En la desesperación se conoce el amor verdadero y yo nunca tuve un amor como el tuyo.
Cuando era libre, cuando no te tenía, una joven me dijo que yo era una mujer feliz,  no sé cómo ella lo sabría cuando ni siquiera yo lo sospechaba. Aquella amiga lo decía porque yo aprendí a volar, y todos creen ciegamente en el cliché de que volar es ser feliz. También me dijo que muchos se burlaban y hablaban mal de mi y que mi alfombra mágica era motivo de inquina. Aquello no era una alfombra mágica. Para subirme a ella tenía que sujetarme muy bien todas las cintas y los broches de seguridad, debía ponerme un casco con barbiquejo, mi traje de cordura, mis botas de media caña, un vario, un paracaídas de emergencia... “Ojalá fuera una alfombra mágica”, pensaba cuando corría hacia la pendiente y me montaba sobre el viento laminar, sobre la termal o la nube, después de vencer el miedo a la muerte o mínimo a romperme las costillas en el despegue. Debía, poco a poco, durante el trayecto, acostumbrarme a vivir en el aquí y en el ahora para no montarme sobre la persistente idea de romperme las espinillas en el aterrizaje.
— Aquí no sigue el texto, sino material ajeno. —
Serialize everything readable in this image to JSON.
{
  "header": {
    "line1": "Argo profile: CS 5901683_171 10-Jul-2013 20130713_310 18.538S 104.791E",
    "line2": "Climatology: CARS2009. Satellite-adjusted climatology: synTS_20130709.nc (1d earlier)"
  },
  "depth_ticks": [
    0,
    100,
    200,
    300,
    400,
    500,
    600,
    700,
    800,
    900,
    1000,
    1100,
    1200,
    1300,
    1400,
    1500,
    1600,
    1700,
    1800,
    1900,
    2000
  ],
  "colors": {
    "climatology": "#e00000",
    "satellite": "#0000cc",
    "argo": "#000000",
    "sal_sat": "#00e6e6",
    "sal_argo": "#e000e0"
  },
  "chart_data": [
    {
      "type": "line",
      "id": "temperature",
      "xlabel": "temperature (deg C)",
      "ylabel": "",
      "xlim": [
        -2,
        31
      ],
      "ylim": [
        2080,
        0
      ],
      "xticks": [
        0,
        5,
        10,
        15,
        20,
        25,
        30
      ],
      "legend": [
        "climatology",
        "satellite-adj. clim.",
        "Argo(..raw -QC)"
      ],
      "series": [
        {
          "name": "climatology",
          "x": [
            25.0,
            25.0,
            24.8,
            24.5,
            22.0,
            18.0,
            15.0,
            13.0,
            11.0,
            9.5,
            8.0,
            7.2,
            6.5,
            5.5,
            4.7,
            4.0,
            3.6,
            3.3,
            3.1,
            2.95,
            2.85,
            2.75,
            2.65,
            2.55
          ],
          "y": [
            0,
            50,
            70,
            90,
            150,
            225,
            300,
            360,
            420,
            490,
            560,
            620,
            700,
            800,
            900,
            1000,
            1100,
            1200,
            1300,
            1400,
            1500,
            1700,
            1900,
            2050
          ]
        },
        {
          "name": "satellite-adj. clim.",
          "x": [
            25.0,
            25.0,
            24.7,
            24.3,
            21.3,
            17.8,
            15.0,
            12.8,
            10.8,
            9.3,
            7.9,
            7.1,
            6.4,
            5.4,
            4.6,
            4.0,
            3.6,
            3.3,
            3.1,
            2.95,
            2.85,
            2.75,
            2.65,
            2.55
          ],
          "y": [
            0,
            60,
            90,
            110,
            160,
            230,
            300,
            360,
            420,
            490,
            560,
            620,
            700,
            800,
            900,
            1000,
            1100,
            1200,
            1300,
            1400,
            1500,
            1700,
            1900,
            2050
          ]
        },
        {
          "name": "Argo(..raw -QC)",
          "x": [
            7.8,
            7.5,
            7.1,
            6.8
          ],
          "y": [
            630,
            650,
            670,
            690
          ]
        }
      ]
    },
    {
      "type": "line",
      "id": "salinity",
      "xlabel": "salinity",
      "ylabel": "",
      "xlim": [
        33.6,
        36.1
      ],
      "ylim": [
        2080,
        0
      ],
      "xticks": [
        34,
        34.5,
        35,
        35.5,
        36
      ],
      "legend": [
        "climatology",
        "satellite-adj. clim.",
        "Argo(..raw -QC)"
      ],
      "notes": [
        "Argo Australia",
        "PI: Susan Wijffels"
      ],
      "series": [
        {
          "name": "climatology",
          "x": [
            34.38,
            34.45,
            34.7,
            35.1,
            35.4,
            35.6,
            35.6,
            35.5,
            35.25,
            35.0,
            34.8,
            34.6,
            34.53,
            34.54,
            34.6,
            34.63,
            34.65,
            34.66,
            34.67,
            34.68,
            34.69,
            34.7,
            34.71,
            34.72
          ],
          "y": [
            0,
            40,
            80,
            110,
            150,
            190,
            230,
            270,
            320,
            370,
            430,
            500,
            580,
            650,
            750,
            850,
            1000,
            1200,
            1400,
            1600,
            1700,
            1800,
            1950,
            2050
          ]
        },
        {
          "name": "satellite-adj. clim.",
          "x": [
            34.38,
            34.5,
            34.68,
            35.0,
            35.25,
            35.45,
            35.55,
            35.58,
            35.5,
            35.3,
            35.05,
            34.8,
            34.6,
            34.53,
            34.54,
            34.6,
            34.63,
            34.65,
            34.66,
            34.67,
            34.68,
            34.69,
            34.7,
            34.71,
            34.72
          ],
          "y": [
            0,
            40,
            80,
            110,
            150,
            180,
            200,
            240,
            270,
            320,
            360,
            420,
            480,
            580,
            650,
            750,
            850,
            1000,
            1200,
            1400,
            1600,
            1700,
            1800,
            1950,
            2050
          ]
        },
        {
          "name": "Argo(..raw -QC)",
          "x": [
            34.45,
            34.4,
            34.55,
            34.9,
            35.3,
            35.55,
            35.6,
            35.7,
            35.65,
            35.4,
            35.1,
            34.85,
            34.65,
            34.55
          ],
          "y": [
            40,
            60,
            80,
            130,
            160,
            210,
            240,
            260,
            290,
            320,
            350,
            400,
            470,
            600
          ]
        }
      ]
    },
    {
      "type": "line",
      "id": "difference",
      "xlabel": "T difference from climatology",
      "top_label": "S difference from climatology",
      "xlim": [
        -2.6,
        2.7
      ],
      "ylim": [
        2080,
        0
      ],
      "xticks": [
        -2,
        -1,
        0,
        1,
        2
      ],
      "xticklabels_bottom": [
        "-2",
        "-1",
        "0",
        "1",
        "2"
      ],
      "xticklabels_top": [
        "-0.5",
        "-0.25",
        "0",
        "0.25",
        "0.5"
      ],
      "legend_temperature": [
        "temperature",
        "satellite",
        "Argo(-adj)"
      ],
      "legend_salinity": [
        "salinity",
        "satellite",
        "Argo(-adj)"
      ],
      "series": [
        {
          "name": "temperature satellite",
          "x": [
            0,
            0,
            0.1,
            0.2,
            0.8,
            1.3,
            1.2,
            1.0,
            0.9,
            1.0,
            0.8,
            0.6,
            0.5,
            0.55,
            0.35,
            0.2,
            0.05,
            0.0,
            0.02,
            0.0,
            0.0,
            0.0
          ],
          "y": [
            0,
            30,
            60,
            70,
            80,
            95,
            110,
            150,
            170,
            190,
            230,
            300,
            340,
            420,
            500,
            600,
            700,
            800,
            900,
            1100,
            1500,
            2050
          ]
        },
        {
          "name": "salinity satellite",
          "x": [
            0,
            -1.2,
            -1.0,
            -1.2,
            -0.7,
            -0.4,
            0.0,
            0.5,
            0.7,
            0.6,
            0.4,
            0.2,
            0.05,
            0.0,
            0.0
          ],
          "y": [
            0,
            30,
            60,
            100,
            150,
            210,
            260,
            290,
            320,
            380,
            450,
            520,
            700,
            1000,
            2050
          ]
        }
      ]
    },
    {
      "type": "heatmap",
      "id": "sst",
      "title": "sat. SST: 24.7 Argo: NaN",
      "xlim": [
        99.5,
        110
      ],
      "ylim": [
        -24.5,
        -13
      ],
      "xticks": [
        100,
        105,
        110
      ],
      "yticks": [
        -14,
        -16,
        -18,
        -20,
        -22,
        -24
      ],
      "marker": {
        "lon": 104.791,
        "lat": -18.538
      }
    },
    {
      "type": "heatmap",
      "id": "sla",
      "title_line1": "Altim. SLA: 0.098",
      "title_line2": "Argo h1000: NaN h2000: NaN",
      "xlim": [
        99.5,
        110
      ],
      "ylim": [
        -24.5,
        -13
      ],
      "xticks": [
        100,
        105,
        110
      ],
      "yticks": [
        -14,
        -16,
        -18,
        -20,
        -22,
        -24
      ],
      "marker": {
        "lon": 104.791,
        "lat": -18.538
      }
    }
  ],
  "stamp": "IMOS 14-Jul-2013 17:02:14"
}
Hoy vivo aquí y ahora, sintiendo tu presencia, tus manos duras ayudándome a no tropezar, madre sin rostro. Me ha costado tiempo de entrenamiento arrojarme hacia el precipicio, pero hoy no me siento capaz de arrojarme siquiera al otro lado de la puerta. No quiero ser libre ni volar. Lo que quiero es quedarme aquí, inmovilizada, gestándome eternamente en tu obscuro vientre de madre secuestradora.
Ya viene para acá, antes que él llega a mi mente el silbido de una bala que no dio en su blanco, pero que pasó muy cerca de mi oreja. Tus hijos me rompieron los dos brazos, me rompieron la nariz, casi me hacen perder un ojo.

Tú me limpiaste, sanaste lo mejor que pudiste mis heridas, entablillaste mis huesos rotos, fuiste una enfermera puntual. La bala no dio en el blanco pero su veloz paso por las cercanías de mi oído dejó una canción monótona y perenne ahí. Esa canción mantiene viva una pena tan honda que me da nausea. Él está por llegar. Me sentiré desvalida. No volveré a ser amordazada. Me quedaré sin tu gran sopa de verduras, sin tu dedicación, sin la delicadeza con que quitas la mordaza para que yo hable en monosílabos: sí, pa, pa, sí. Tus hijos me dejaron la lengua casi inservible, entre tanto jaloneo y golpe me la mordí fuertemente, sólo puedo engullir poco a poco tu sopa. Ya viene para acá mi padre y yo te perderé.